Glacier Media directors pay themselves $1,000 per meeting
For journalists, raises have been difficult to come by in recent times. But over the last two years, those who control Glacier Media have seen their income from the company rise dramatically.
The company’s directors have not only doubled their own pay, but they’ve declared dividends that saw Glacier’s top three executives take home more than $1.8 million–cash paid out on top of $1.72 million in fees handed to the same three executives’ own privately held company.
According to the company’s 2010 annual information form, which you can read here, the company’s directors were paid $10,000 per year for 2009. [NOTE: If links do not work, you can find all documents here. The documents referenced in this post are the "annual information forms" issued in late March of each year.] The directors also received $750 per meeting. This is a part-time gig, the report notes: “The directors and officers of the Company who are non-executive officers have other business interests
and do not devote all of their time to the affairs of the Company.”
The form struck a sombre tone:
“The year ended December 31, 2009 was a challenging year for Glacier due to the recession. During the year the Company implemented significant cost reduction measures to offset the revenue declines and maintain profitability.”
Fast forward one year. Glacier Media had a busy 2010. The company’s annual information form for 2010 (read it here) was more upbeat, citing the “acquisitions and disposals of community newspapers in Western Canada,” and various other acquisitions totaling $24.9 million. They also hired “senior management personnel from outside the newspaper and trade magazine industry to strengthen and complement Glacier’s digital team, and as a result a diverse array of digital initiatives is being implemented.”
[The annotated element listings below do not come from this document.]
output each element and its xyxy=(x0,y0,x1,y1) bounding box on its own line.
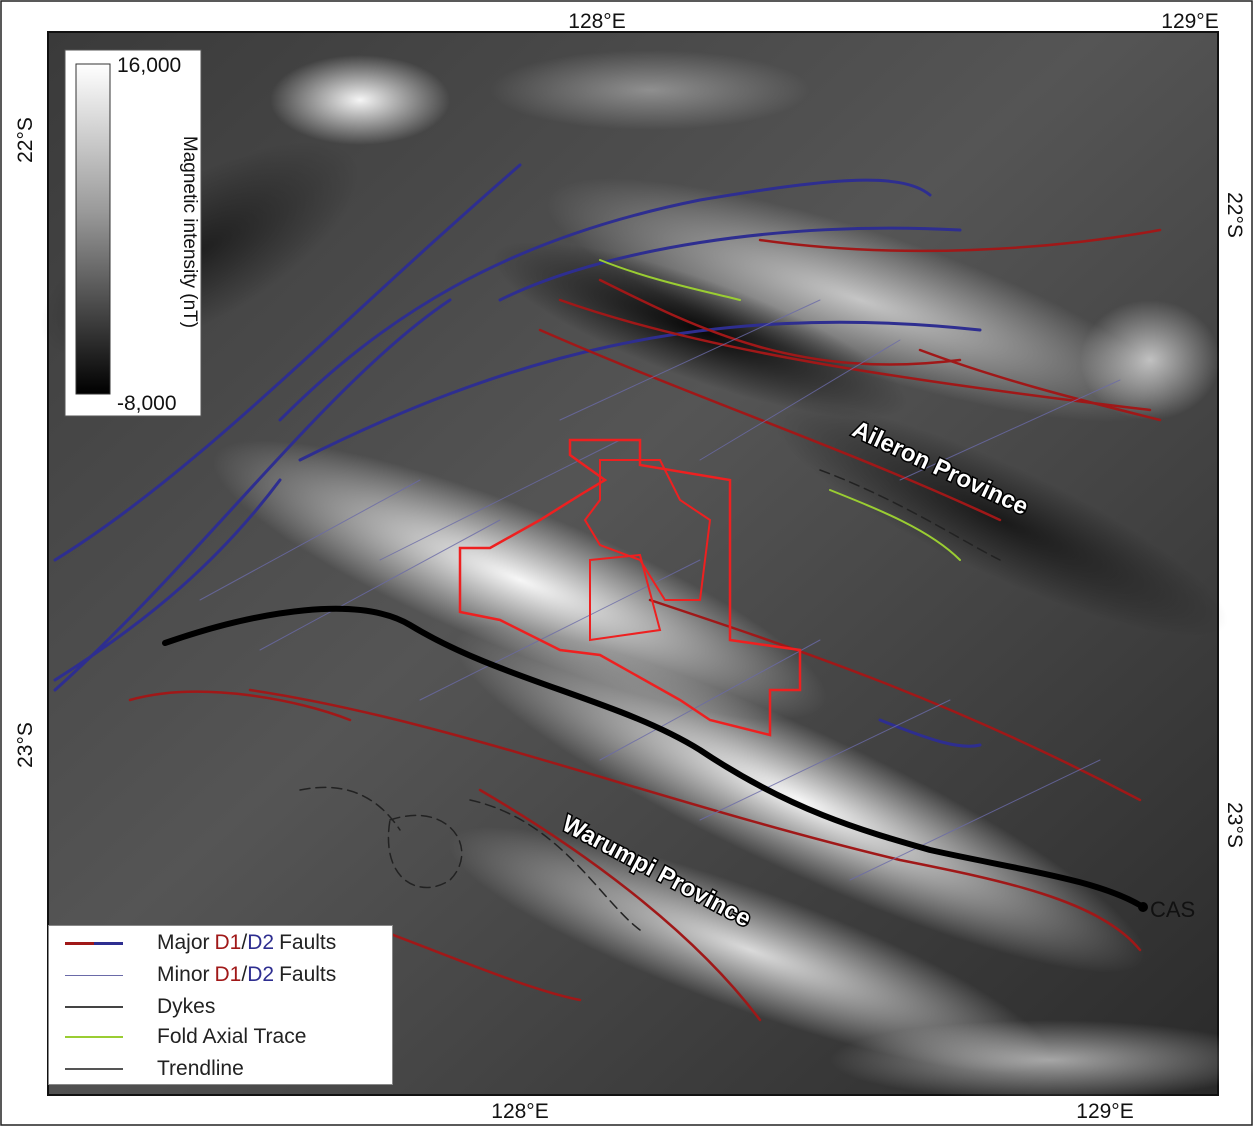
top-label: 129°E xyxy=(1161,10,1218,33)
legend-item: Fold Axial Trace xyxy=(49,1022,306,1052)
legend-text: Major xyxy=(157,931,210,955)
legend-text: D1 xyxy=(215,963,242,987)
legend-text: Trendline xyxy=(157,1057,244,1081)
right-label: 23°S xyxy=(1223,802,1246,848)
left-label: 23°S xyxy=(14,722,37,768)
right-label: 22°S xyxy=(1223,192,1246,238)
top-label: 128°E xyxy=(568,10,625,33)
legend-text: Minor xyxy=(157,963,210,987)
legend-text: Fold Axial Trace xyxy=(157,1025,306,1049)
bottom-label: 128°E xyxy=(491,1100,548,1123)
bottom-label: 129°E xyxy=(1076,1100,1133,1123)
page: 16,000 -8,000 Magnetic intensity (nT) 12… xyxy=(0,0,1253,1126)
left-label: 22°S xyxy=(14,117,37,163)
legend-text: D1 xyxy=(215,931,242,955)
colorbar: 16,000 -8,000 Magnetic intensity (nT) xyxy=(65,50,201,416)
legend-item: Dykes xyxy=(49,992,215,1022)
legend-text: D2 xyxy=(247,931,274,955)
legend-text: D2 xyxy=(247,963,274,987)
legend-text: Faults xyxy=(279,931,336,955)
colorbar-min: -8,000 xyxy=(117,392,177,415)
colorbar-max: 16,000 xyxy=(117,54,181,77)
legend-text: Faults xyxy=(279,963,336,987)
legend-text: Dykes xyxy=(157,995,215,1019)
legend-item: Trendline xyxy=(49,1054,244,1084)
cas-label: CAS xyxy=(1150,897,1195,922)
colorbar-title: Magnetic intensity (nT) xyxy=(179,136,200,328)
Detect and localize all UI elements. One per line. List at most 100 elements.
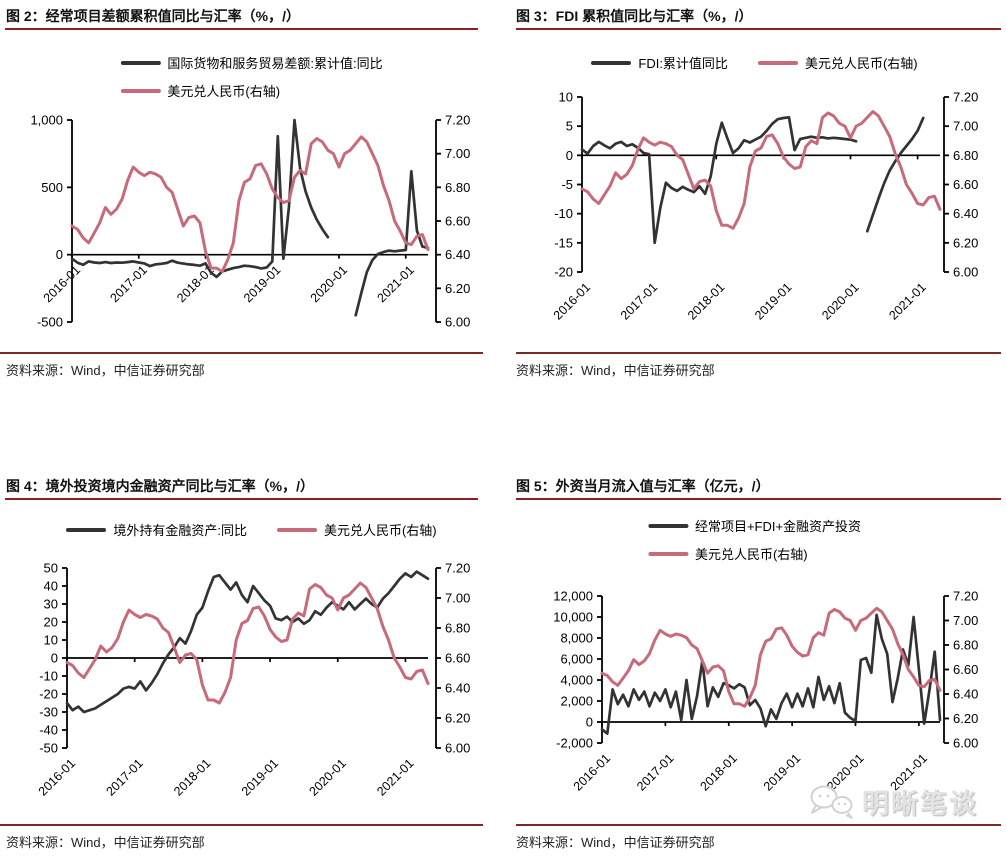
axis-tick-label: -50 (39, 741, 58, 756)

Sometime in there, they also determined board members weren’t being paid enough for their services. The company’s 2011 annual information form states: “The directors are each paid $20,000 per year and $1,000 per meeting by the Company in their capacity as directors.”
In other words, their part-time salaries doubled, from $10,000 to $20,000, while their per-meeting pay rose by 33 per cent. The directors paid themselves the same amount in 2011, at least for their directors’ duties. But that’s not to say the company’s top brass didn’t take home much, much more money than the previous year.
Last year, Glacier introduced a new policy in which it will pay a dividend of six cents per common share over the course of the year. For five of the board members, that’s (relative) peanuts. But for CEO Jonathan Kennedy, chairman of the board Sam Grippo, and treasurer/secretary Bruce Aunger, it’s a hefty chunk of cash. The three men are principals in Madison Venture Corporation, which owns 34 per cent of Glacier’s 89.51 million outstanding shares. That’s about 30.43 million shares. Six cents a year for each share works out to $1.82 million to be split among Madison’s three owners
And that is on top of whatever the three take home from Madison itself, which in 2011 was paid $1.72 million dollars for “ongoing administrative, consulting and transaction related services.” In 2008, Madison was paid $611,005. (I don’t know who owns what share of Madison. Grippo has been Madison’s president and CEO since 1976, Kennedy has been a partner since 1997, and Aunger has been executive vice-president and chief financial officer since 1988).
Again, if the direct links to documents did not work, you can find all documents here. The documents referenced in this post are the “annual information forms” issued in late March of each year.
So what does this mean? I don’t know. That’s for readers to figure out. For what it’s worth. Postmedia’s Paul Godfrey also made a killing last year, taking home $1.58 million, including a $465,000 bonus. Probably, it just means that we erred when we decided to become journalists, instead of accountants. I’ve previously expressed positive feelings about Glacier. And despite this and my post a couple weeks ago, I still think it’s better to work for Glacier than Postmedia. At least there is money out there, rather than debt. I would love to see how much David Black took home last year, but alas, that company remains privately held, which means no juicy financial documents for perusal. One day….. One day.
Finally, I’ll note that this post will now officially be Exhibit 1 when it comes to explaining why I am writing this blog anonymously. For obvious reasons, this and other company-focused postings would not get written if you know my name. Thanks for understanding.